ユネスコスクールの加盟校である教育大学釧路校やご厚意で近所の方から借りた畑で、地域交流を図りながら豊かな栽培活動を行っている。各学年でも自園の畑で様々な作物を栽培、収穫したのち、各家庭に持ち帰り保護者と共に調理したり、給食として提供して美味しくいただくなど食事の楽しさを感じてもらえるよう活動を進めながら、命の恵みをいただいていることを学ぶ機会となっている。各保育室では金魚・亀・山椒魚・メダカなど様々な生き物を飼育し、生命の大切さや尊さを学ぶ機会としている。2月には釧路シャケの会から預かり受けた卵を育てる里親事業に参加。釧路川の再生に協同するなど地域の自然にも目を向けている。

 

昨年の3月には新園舎が完成し、2022年4月から幼稚園型認定こども園として新たなスタートを切った。地域性“を生かした自然がある園庭づくりを目指し、一昨年からリモートで2度に渡る「子どもの心とからだ~運動あそび、感覚統合」に着目した教師の研修でご尽力いただいた東京芸術大学の講師にアドバイスをもらいながら計画を進めてきた。既存の遊具だけでなく、その土地を生かした遊びを展開するために園舎を囲む坂を利用し、ロープ上りやそり滑りなど豊かな外遊びが行われている。3月には「運動遊びと質の向上と」と題し研修を行う予定である。
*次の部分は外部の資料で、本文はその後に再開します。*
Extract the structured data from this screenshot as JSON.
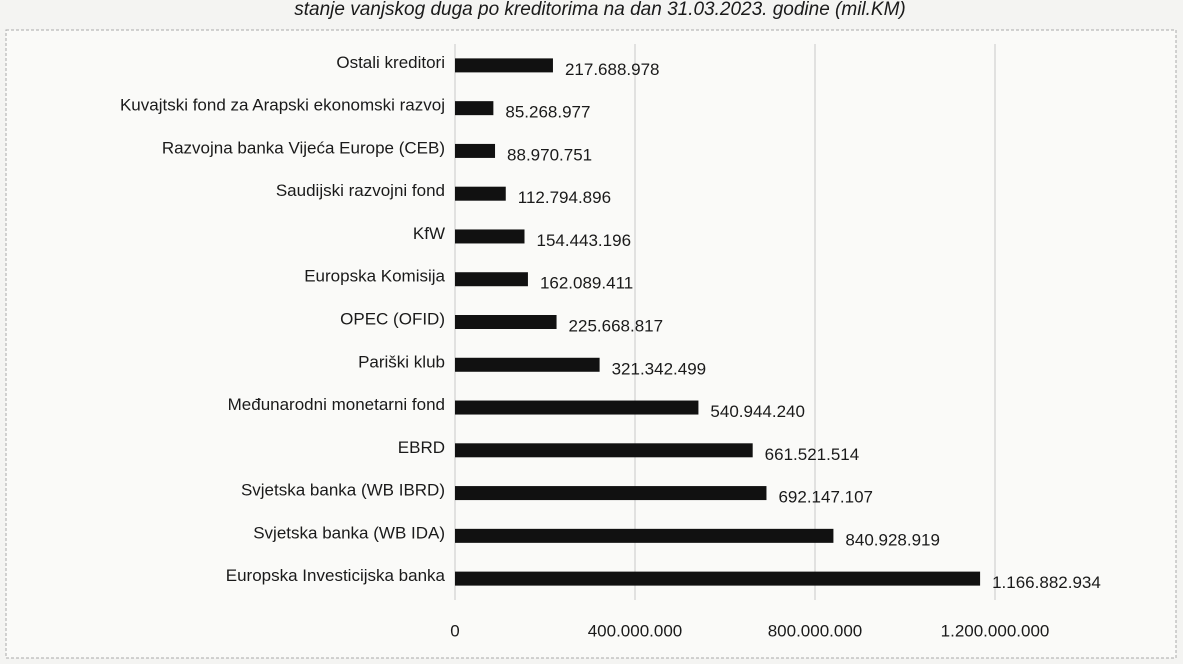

コロナ禍ということから、リモートなどで形を変えて活動を行っているものの積極的な活動が難しい局面に立たされている中で、自分たちに何ができるのか今一度考え、質の高い教育、教師の学び、園における子どもたちの安全で健康な環境づくりを目指して、さらなる保育の質の向上に努めていきたい。また、今後は地域の文化や伝統、民族など自分たちが暮らす地域社会に目を向けて活動を進めたい。どのような歴史の中で暮らし現在に至るのか過程を知り、その多様な文化を受け入れつつ理解と認識を深めながら偏見や差別のない社会の構築を目指して、今私たちに出来ることを考えていきたいと思う。

来年度の活動計画

自分たちに何ができるのか今一度考え、質の高い教育、教師の学び、園における子どもたちの安全で健康な環境づくりを目指して、さらなる保育の質の向上に努めていきたい。

特に地域の文化や伝統、民族など自分たちが暮らす地域社会に目を向けて活動を進めたい。どのような歴史の中で暮らし現在に至るのか過程を知り、その多様な文化を受け入れつつ理解と認識を深めながら偏見や差別のない社会の構築を目指して、今私たちに出来ることを考えていきたいと思う。